Apple has always understood the appeal of a bundle. It bundles hardware and software; sells millions of songs in a single subscription; charges credit cards only periodically to save on fees. Even Apple's retail stores are a bundle, if you squint a little.
With Apple One, Apple's getting even deeper into all things bundle. For individuals, it's $14.95 a month and includes Apple Music, Apple TV+, Apple Arcade and iCloud storage. The Family plan costs $19.95 a month and includes more users and more iCloud storage. For $29.95 a month in some countries, there's also the Premier package, which includes the new Fitness+ service and Apple News+, both of which cost $9.99 a month on their own.
Apple framed Apple One as both a cost-saving mechanism and a way for people to discover new services. Apple Music has 60 million paid customers, for instance, and for only a small extra charge, Apple can now try to get those people playing games in Arcade and using iCloud instead of Dropbox. And for less than the price of a monthly Peloton membership, users can get Fitness+ plus all of Apple's other services.
There's one possible path for Apple One that eventually includes almost everything the company makes. For one monthly price, users would get occasionally updated iPhones, iPads, Watches and Macs; subscriptions to Apple Music, TV+, News+, Arcade and more; iCloud storage; and an Apple Card for purchasing everything else. The bundle, investors and analysts argue, would keep people locked into their subscriptions — and thus Apple's ecosystem — for even longer, and help expose them to Apple's new services.
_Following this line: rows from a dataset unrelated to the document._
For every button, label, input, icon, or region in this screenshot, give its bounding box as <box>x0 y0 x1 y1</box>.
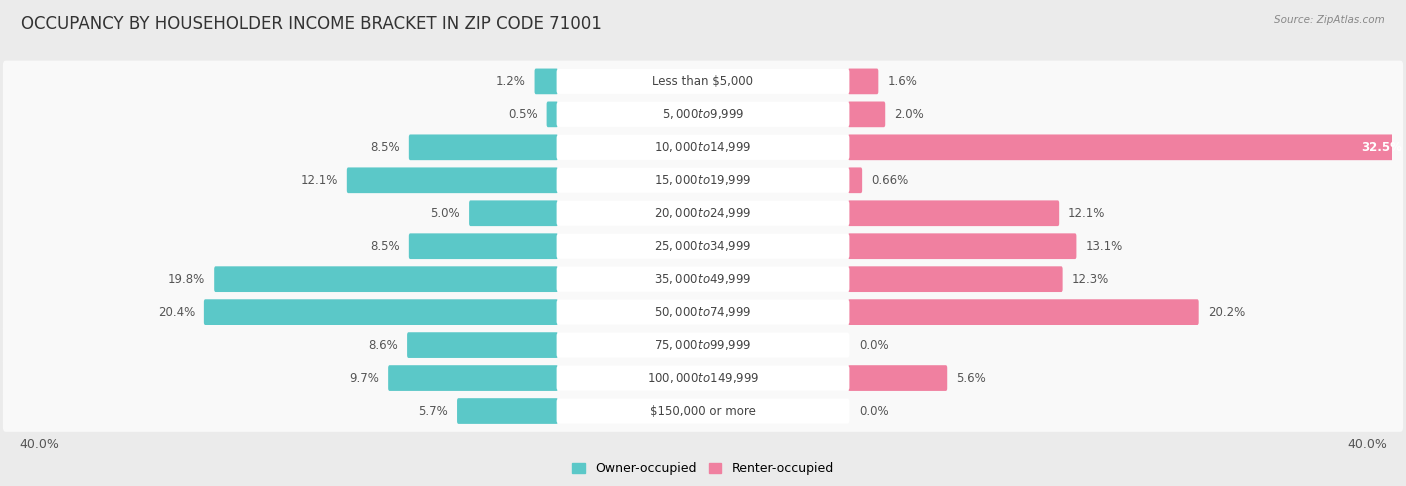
Text: 13.1%: 13.1% <box>1085 240 1122 253</box>
Text: 20.4%: 20.4% <box>157 306 195 319</box>
Text: $150,000 or more: $150,000 or more <box>650 404 756 417</box>
FancyBboxPatch shape <box>557 399 849 424</box>
Text: 2.0%: 2.0% <box>894 108 924 121</box>
FancyBboxPatch shape <box>848 266 1063 292</box>
Text: $50,000 to $74,999: $50,000 to $74,999 <box>654 305 752 319</box>
FancyBboxPatch shape <box>848 135 1406 160</box>
Text: $20,000 to $24,999: $20,000 to $24,999 <box>654 206 752 220</box>
Text: 20.2%: 20.2% <box>1208 306 1244 319</box>
FancyBboxPatch shape <box>557 168 849 193</box>
FancyBboxPatch shape <box>848 69 879 94</box>
Text: Less than $5,000: Less than $5,000 <box>652 75 754 88</box>
FancyBboxPatch shape <box>547 102 558 127</box>
FancyBboxPatch shape <box>3 390 1403 432</box>
Text: 40.0%: 40.0% <box>20 438 59 451</box>
FancyBboxPatch shape <box>3 159 1403 201</box>
FancyBboxPatch shape <box>3 259 1403 300</box>
Text: 0.0%: 0.0% <box>859 339 890 351</box>
FancyBboxPatch shape <box>3 192 1403 234</box>
Text: 12.1%: 12.1% <box>1069 207 1105 220</box>
Text: $100,000 to $149,999: $100,000 to $149,999 <box>647 371 759 385</box>
FancyBboxPatch shape <box>3 357 1403 399</box>
Text: 0.66%: 0.66% <box>872 174 908 187</box>
Text: 0.5%: 0.5% <box>508 108 537 121</box>
Text: 8.5%: 8.5% <box>370 240 399 253</box>
FancyBboxPatch shape <box>470 200 558 226</box>
Text: $25,000 to $34,999: $25,000 to $34,999 <box>654 239 752 253</box>
FancyBboxPatch shape <box>534 69 558 94</box>
Text: 19.8%: 19.8% <box>167 273 205 286</box>
Text: $35,000 to $49,999: $35,000 to $49,999 <box>654 272 752 286</box>
Text: $15,000 to $19,999: $15,000 to $19,999 <box>654 174 752 187</box>
FancyBboxPatch shape <box>848 365 948 391</box>
FancyBboxPatch shape <box>214 266 558 292</box>
Text: 9.7%: 9.7% <box>349 372 380 384</box>
FancyBboxPatch shape <box>557 102 849 127</box>
Text: 12.1%: 12.1% <box>301 174 337 187</box>
FancyBboxPatch shape <box>3 324 1403 366</box>
Text: 12.3%: 12.3% <box>1071 273 1109 286</box>
FancyBboxPatch shape <box>557 69 849 94</box>
FancyBboxPatch shape <box>848 168 862 193</box>
Text: 1.2%: 1.2% <box>496 75 526 88</box>
Text: 40.0%: 40.0% <box>1347 438 1386 451</box>
FancyBboxPatch shape <box>3 226 1403 267</box>
FancyBboxPatch shape <box>457 398 558 424</box>
FancyBboxPatch shape <box>3 292 1403 333</box>
FancyBboxPatch shape <box>848 233 1077 259</box>
Text: 8.6%: 8.6% <box>368 339 398 351</box>
Text: 5.7%: 5.7% <box>419 404 449 417</box>
Text: Source: ZipAtlas.com: Source: ZipAtlas.com <box>1274 15 1385 25</box>
FancyBboxPatch shape <box>557 267 849 292</box>
FancyBboxPatch shape <box>3 61 1403 102</box>
FancyBboxPatch shape <box>388 365 558 391</box>
Text: $10,000 to $14,999: $10,000 to $14,999 <box>654 140 752 155</box>
FancyBboxPatch shape <box>3 126 1403 168</box>
FancyBboxPatch shape <box>557 332 849 358</box>
Text: 5.6%: 5.6% <box>956 372 986 384</box>
Text: 32.5%: 32.5% <box>1361 141 1402 154</box>
Text: 1.6%: 1.6% <box>887 75 917 88</box>
FancyBboxPatch shape <box>408 332 558 358</box>
FancyBboxPatch shape <box>557 299 849 325</box>
FancyBboxPatch shape <box>3 94 1403 135</box>
FancyBboxPatch shape <box>409 135 558 160</box>
Text: $75,000 to $99,999: $75,000 to $99,999 <box>654 338 752 352</box>
Text: 8.5%: 8.5% <box>370 141 399 154</box>
FancyBboxPatch shape <box>557 234 849 259</box>
FancyBboxPatch shape <box>557 201 849 226</box>
FancyBboxPatch shape <box>409 233 558 259</box>
Legend: Owner-occupied, Renter-occupied: Owner-occupied, Renter-occupied <box>568 457 838 481</box>
Text: $5,000 to $9,999: $5,000 to $9,999 <box>662 107 744 122</box>
FancyBboxPatch shape <box>848 200 1059 226</box>
FancyBboxPatch shape <box>848 299 1199 325</box>
FancyBboxPatch shape <box>848 102 886 127</box>
Text: OCCUPANCY BY HOUSEHOLDER INCOME BRACKET IN ZIP CODE 71001: OCCUPANCY BY HOUSEHOLDER INCOME BRACKET … <box>21 15 602 33</box>
FancyBboxPatch shape <box>557 365 849 391</box>
FancyBboxPatch shape <box>347 168 558 193</box>
Text: 0.0%: 0.0% <box>859 404 890 417</box>
FancyBboxPatch shape <box>557 135 849 160</box>
FancyBboxPatch shape <box>204 299 558 325</box>
Text: 5.0%: 5.0% <box>430 207 460 220</box>
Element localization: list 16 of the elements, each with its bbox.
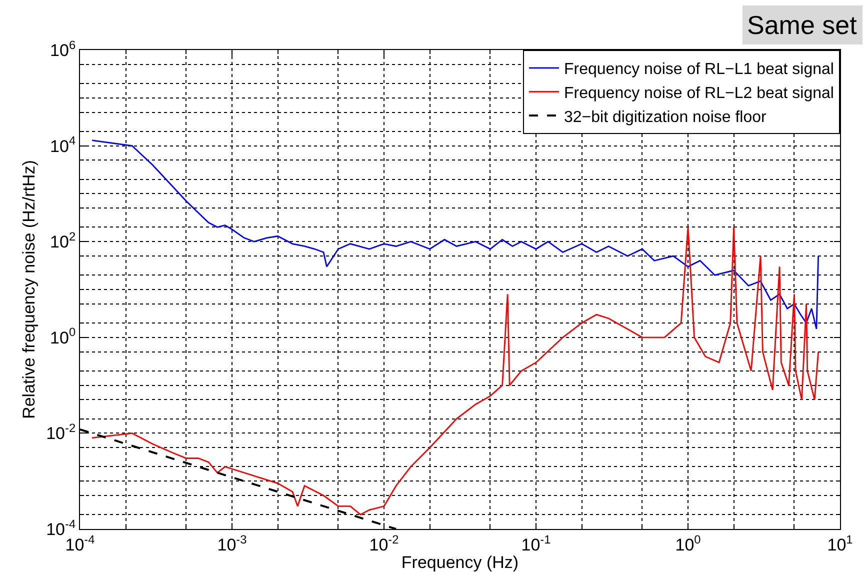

This is not an outlandish future. As Cook pointed out on a 2019 earnings call, Apple's upgrade programs already accomplish some of the same goal. "In terms of hardware as a service or as a bundle, if you will, there are customers today that essentially view the hardware like that because they're on upgrade plans and so forth," he said. "So to some degree that exists today. My perspective is that will grow in the future to larger numbers. It will grow disproportionately." Apple Card owners can already pay for their Apple gear in installments, too, which is not far off from hardware as a service already.
Bundling is also a bit of a trend in Big Tech. The best-case bundle scenario comes from Amazon, which has turned Prime from a free-shipping subscription to a way to get music, movies, books, groceries and photo prints. More than 100 million people in the U.S. now use Prime. Meanwhile, Microsoft is building Microsoft 365 into a similar bundle, with Windows and Office but also services from Adobe, Headspace and others. Google also launched Google One, "one membership to get more out of Google," though that hasn't yet expanded beyond storage and customer service.
Of course, the more Apple bundles the more those bundles are likely to come under antitrust scrutiny. The more deeply it locks people into its ecosystem, the more it upsells users into more-expensive and expansive bundles, the more the competitors left on the outside will complain, and the more powerful Apple's walled garden will look. Spotify said as much in a statement on Tuesday: "Once again, Apple is using its dominant position and unfair practices to disadvantage competitors and deprive consumers by favoring its own services."
There's no doubt that Apple One is a key part of how Apple understands its future. The question, as ever, will be which — if any — of Apple's services are enticing enough to get people into the bundle in the first place. So far, Music is the most obvious success, but as more shows come to TV+ and more people get started with Fitness+, those could grow, too. And offering the equivalent of Spotify and Netflix (and more), for roughly the cost of one of those services, is likely to be a compelling sell. It gives Apple more recurring revenue, locks customers even deeper into its hardware, and pushes Apple ever closer to being the one bill people need to pay every month to get everything they need. And if Apple can get there, it'll be nearly unbeatable.